Rheinische Post - Wesel/Dinslaken
Die Wochenenden sind nicht mehr tabu
Die Lokführer kündigen einen weiteren Streik an. Nordrhein-westfalen wäre nur teilweise betroffen, heißt es vom VRR.
BERLIN/DÜSSELDORF Die Tarifauseinandersetzung bei der Deutschen Bahn (DB) entwickelt sich immer mehr auch zu einer Auseinandersetzung darüber, welche Rolle kleinere Spartengewerkschaften im Vergleich zu den Dgb-gewerkschaften haben. Nachdem die Gewerkschaft Deutscher Lokomotivführer (GDL) vergangene Woche zwei Tage lang den Zugverkehr behindert hatte, solidarisierte sich der Deutsche Beamtenbund (DBB) am Dienstag mit seiner Mitgliedsgewerkschaft GDL. Dbb-bundesvorsitzender Ulrich Silberbach sagte bei einer Kundgebung vor dem Bahnhochhaus am Potsdamer Platz: „Das Signal an die Bahn-bosse ist klar: Schluss mit den medialen Nebelkerzen, her mit den verhandlungsfähigen Angeboten.“GDL-CHEF Claus Weselsky kündigte an, schon bald neue Streiks einzuleiten: „Ihr wisst, dass wir dieses letzte Mittel wieder zum Einsatz bringen müssen, wenn das Management sich weiter so verhält.“
In einem Interview mit der „Süddeutschen Zeitung“sagte Weselsky, die nächste Arbeitskampfwelle werde länger dauern als die erste mit nur zwei Tagen. „Je länger wir streiken, desto stärker ist die Reaktion der Öffentlichkeit. Wenn das Management meint, sie halten den Frust der Bürger länger aus als die Mitarbeiter, dann sage ich Ihnen: Sie verschätzen sich“, warnte Weselsky.
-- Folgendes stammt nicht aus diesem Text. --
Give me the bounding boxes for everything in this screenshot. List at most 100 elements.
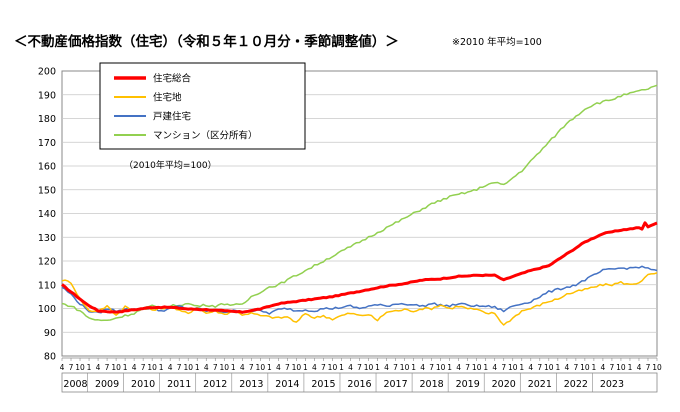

Beim Streik in der vergangenen Woche fielen laut Bahn etwa drei Viertel des Fernverkehrs- und 60 Prozent des Nahverkehrsangebots aus.
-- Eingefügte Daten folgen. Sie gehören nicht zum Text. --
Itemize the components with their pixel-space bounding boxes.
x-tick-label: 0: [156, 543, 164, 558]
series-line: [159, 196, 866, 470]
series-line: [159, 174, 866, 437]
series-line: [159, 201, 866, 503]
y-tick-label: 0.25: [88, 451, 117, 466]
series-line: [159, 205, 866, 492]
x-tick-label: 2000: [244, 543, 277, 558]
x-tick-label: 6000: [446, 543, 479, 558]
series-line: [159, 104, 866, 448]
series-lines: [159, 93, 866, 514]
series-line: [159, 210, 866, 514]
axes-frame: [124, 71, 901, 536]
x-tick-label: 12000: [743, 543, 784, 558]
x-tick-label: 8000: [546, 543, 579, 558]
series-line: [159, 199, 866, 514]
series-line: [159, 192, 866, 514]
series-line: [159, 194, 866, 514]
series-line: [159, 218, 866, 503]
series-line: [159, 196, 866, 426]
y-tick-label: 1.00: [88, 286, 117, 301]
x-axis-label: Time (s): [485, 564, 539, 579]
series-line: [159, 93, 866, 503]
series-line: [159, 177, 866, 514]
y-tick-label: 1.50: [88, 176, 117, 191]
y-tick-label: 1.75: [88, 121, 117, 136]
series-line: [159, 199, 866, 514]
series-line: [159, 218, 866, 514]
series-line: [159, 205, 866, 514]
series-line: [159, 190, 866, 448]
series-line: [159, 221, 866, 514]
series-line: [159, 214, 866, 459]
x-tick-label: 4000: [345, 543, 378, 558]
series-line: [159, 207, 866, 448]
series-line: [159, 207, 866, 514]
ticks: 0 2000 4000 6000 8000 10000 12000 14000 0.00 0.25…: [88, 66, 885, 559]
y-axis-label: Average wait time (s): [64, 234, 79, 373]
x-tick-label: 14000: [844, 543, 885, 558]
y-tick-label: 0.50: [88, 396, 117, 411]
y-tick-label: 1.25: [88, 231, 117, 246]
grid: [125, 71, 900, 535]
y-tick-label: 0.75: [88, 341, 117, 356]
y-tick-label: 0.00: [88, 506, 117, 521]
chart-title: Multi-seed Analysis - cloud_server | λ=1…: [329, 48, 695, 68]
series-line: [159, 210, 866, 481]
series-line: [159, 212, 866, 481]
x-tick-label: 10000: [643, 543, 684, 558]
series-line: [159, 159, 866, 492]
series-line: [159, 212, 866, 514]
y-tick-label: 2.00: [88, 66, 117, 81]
Der Gewerkschaftschef kündigte auch an, eventuell den Ferienrückreiseverkehr zu treffen. „Streiks am Wochenende kann ich nicht ausschließen“, sagte er. „Je länger Streiks dauern, desto schwieriger wird es, die Wochenenden auszunehmen.“Jedoch werde die Gewerkschaft Arbeitsniederlegungen etwas früher ankündigen. Am kurzen Vorlauf von einem halben Tag hatte es zuletzt heftige Kritik gegeben.
Weselsky lehnte es auf der Kundgebung klar ab, wie von Bundesverkehrsminister Scheuer (CSU) vorgeschlagen ein neues Schlichtungsverfahren zu beginnen: „Da kann ich nur lachen“, sagte er. Tatsächlich steht die GDL bei ihrem Arbeitskampf stark unter Druck. Nur rund 5000 Lokführer hatten sich laut Db-angaben vergangene Woche an dem Arbeitskampf beteiligt. Weselsky hatte dies damit erklärt, viele Gdl-mitglieder seien im Urlaub oder hätten freie Tage. Laut eigenen Angaben hat die GDL rund 35.000 Mitglieder. Der Db-konzern forderte die GDL erneut auf, die Tarifverhandlungen wieder aufzunehmen. Sie solle auf Streiks während der Ferien verzichten. Es gehe der GDL nicht um Lösungen, sondern um Profilierung gegen die größere Eisenbahn- und Verkehrsgewerkschaft EVG.
Für den Fall neuer Streiks kündigte der Verkehrsverbund Rhein-ruhr ( VRR) aus NRW an, dass er nicht von einem kompletten Stillstand ausgehe. „Sollte die GDL nochmals streiken“, so eine Vrr-sprecherin, „ist davon auszugehen, dass die von den Wettbewerbern betriebenen Strecken wieder nur am Rande betroffen sein würden.“Das hieße, dass rund 60 Prozent der Regionalzüge und S-bahnen in NRW führen.